OAK-D-CM4¶
Overview¶
OAK-D-CM4 is based off of the OAK-D-CM3 and it combines a host (RPi CM4) and the OAK-SoM to allow for a fully standalone and integrated solution for real-time Spatial AI.
The biggest difference between OAK-D-CM4 and OAK-D-CM3 architecture is that OAK-D-CM4 integrates a CM4 module, has gigabit ethernet, and is populated with MagJack supporting PoE. PoE can be used with additional PoE Hat. CM4 modules also have WiFi and Bluetooth connectivity.
Most OAK-D-CM4 devices have eMMC memory on-board. If you would like to flash a new image to it, follow the tutorial here. OAK-SoM is connected to the RPi CM4 via USB2 lines (on PCB).
Hardware specifications¶
Camera module specifications¶
Camera Specs |
Color camera |
Stereo pair |
---|---|---|
Sensor |
IMX378 (PY011 AF) |
OV9282 (PY010 FF) |
DFOV / HFOV / VFOV |
||
Resolution |
12MP (4056x3040) |
1MP (1280x800) |
Focus |
AF: 8cm - ∞ or FF: 50cm - ∞ |
FF: 19.6cm - ∞ |
Max Framerate |
60 FPS |
120 FPS |
F-number |
1.8 ±5% |
2.0 ±5% |
Lens size |
1/2.3 inch |
1/4 inch |
Effective Focal Length |
4.81mm |
2.35mm |
Pixel size |
1.55µm x 1.55µm |
3µm x 3µm |
RVC2 inside¶
This OAK device is built on top of the RVC2. Main features:
4 TOPS of processing power (1.4 TOPS for AI - RVC2 NN Performance)
Run any AI model, even custom-architectured/built ones - models need to be converted.
Encoding: H.264, H.265, MJPEG - 4K/30FPS, 1080P/60FPS
Computer vision: warp/dewarp, resize, crop via ImageManip node, edge detection, feature tracking. You can also run custom CV functions
Stereo depth perception with filtering, post-processing, RGB-depth alignment, and high configurability
Object tracking: 2D and 3D tracking with ObjectTracker node
Stereo depth perception¶
This OAK camera has a baseline of 9.0cm - the distance between the left and the right stereo camera. Minimal and maximal depth perception (MinZ and Max) depends on camera FOV, resolution, and baseline- more information here.
Ideal range: 85cm - 10m
MinZ: ~20cm (400P, extended), ~40cm (400P OR 800P, extended), ~80cm (800P)
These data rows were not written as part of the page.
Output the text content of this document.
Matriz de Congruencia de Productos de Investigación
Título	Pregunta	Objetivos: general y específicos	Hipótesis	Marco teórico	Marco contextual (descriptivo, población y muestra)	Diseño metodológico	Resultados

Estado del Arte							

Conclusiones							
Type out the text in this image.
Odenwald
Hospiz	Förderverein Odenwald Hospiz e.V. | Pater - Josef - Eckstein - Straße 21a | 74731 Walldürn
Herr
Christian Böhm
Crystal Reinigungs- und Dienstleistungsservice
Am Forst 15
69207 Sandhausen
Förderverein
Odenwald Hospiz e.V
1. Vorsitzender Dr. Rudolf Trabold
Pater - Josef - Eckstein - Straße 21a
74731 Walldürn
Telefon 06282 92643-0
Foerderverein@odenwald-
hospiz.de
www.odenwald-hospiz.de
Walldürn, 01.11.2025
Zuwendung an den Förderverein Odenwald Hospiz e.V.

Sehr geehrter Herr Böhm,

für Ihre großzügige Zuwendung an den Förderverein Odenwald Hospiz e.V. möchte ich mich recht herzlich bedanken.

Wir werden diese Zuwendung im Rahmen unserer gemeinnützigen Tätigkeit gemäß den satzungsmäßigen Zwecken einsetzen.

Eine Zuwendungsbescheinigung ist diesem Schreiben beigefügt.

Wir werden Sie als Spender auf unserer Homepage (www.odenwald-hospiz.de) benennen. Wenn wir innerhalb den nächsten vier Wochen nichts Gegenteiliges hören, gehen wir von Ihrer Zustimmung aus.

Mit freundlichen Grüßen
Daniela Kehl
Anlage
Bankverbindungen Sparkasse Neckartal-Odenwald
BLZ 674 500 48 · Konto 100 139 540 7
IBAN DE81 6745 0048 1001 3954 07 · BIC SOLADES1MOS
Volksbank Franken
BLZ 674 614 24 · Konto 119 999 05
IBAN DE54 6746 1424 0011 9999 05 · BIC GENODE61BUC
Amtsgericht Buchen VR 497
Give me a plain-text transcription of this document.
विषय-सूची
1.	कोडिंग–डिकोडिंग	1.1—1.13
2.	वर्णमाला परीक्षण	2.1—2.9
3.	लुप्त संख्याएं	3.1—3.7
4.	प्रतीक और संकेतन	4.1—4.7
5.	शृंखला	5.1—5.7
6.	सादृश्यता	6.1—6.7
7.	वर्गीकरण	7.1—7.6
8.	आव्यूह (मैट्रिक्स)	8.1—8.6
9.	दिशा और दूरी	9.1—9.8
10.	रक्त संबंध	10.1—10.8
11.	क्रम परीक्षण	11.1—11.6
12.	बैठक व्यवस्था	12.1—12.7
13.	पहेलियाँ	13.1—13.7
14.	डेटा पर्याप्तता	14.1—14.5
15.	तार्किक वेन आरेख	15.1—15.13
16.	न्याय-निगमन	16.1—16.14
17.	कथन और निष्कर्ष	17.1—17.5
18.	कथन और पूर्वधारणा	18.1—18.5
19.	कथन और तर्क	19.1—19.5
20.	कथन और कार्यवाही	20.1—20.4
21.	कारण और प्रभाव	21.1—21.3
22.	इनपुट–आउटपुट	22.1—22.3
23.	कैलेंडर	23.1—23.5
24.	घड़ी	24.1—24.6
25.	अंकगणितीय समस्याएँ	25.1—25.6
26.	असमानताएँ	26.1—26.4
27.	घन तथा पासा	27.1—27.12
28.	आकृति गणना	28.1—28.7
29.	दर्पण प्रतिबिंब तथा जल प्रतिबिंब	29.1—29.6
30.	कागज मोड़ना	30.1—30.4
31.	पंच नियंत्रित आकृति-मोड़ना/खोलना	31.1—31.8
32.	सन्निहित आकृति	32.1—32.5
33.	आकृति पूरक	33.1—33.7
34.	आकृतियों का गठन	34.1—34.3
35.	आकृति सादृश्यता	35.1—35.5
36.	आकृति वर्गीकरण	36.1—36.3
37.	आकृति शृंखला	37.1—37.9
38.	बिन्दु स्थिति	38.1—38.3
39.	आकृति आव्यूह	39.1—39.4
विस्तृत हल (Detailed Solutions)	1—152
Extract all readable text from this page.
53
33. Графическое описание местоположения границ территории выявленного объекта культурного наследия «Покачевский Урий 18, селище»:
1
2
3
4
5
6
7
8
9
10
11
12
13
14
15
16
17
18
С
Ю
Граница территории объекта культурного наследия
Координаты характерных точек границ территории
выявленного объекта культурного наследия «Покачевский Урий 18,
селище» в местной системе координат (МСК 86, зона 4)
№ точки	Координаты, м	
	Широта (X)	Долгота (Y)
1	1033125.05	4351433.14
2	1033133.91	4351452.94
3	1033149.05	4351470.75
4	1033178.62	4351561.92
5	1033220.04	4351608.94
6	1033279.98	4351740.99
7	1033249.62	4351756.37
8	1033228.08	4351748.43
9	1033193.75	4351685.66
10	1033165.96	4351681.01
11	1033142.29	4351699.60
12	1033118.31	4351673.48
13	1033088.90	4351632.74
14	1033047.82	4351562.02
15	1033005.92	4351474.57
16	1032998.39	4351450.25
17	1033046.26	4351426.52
MaxZ: ~17 meters with a variance of 10%
Extended means that StereoDepth node has Extended disparity mode enabled.
Power consumption¶
Most of the power is consumed by the RVC2 and by the Raspberry Pi Compute Module (CM), so the power consumption depends mostly on the workload of the VPU and CPU:
Base consumption + camera streaming: 2.5W - 3W
AI subsystem consumption: Up to 1W
Stereo depth pipeline subsystem: Up to 0.5W
Video Encoder subsystem: Up to 0.5W
Raspberry Pi CM: Between 0.5W and 10W, depending on the CPU usage
So the total power consumption can be up to ~15W if you are using all the features at 100% at the same time. To reduce the power consumption, you can reduce CPU computation on the RPi CM, or FPS of the whole pipeline - that way, subsystems won’t be utilized at 100% and will consume less power.
Operating temperature¶
The ambient operating temperature of RVC2 based devices is between -20°C and 50°C when fully utilizing the VPU.
Similarly to the Power consumption, max operating temperature depends on VPU utilization. The higher the VPU utilization, the more heat the VPU will generate. The RVC2 VPU can continuously operate at 105 °C, after which the depthai library will automatically shut down the device (to avoid chip damage).
To find out more, see our Operative temperature range documentation.
Limitations¶
If the OAK-D-CM4 device does not come with a built-in WiFi module, a Tenda Wi-Fi dongle is included in the box of the device as a workaround. To enable the dongle, you will need to install the necessary drivers. These drivers come pre-installed on the V10 (or higher) OAK-CM4-POE 64bit RPi OS image (available here).
Alternatively, you can the steps below (source) to install the drivers manually:
sudo apt-get install build-essential git dkms linux-headers-$(uname -r)
git clone https://github.com/McMCCRU/rtl8188gu.git
cd rtl8188gu
make
sudo make install
sudo apt install --reinstall linux-firmware
sudo reboot
After rebooting, the Tenda USB dongle should be operational.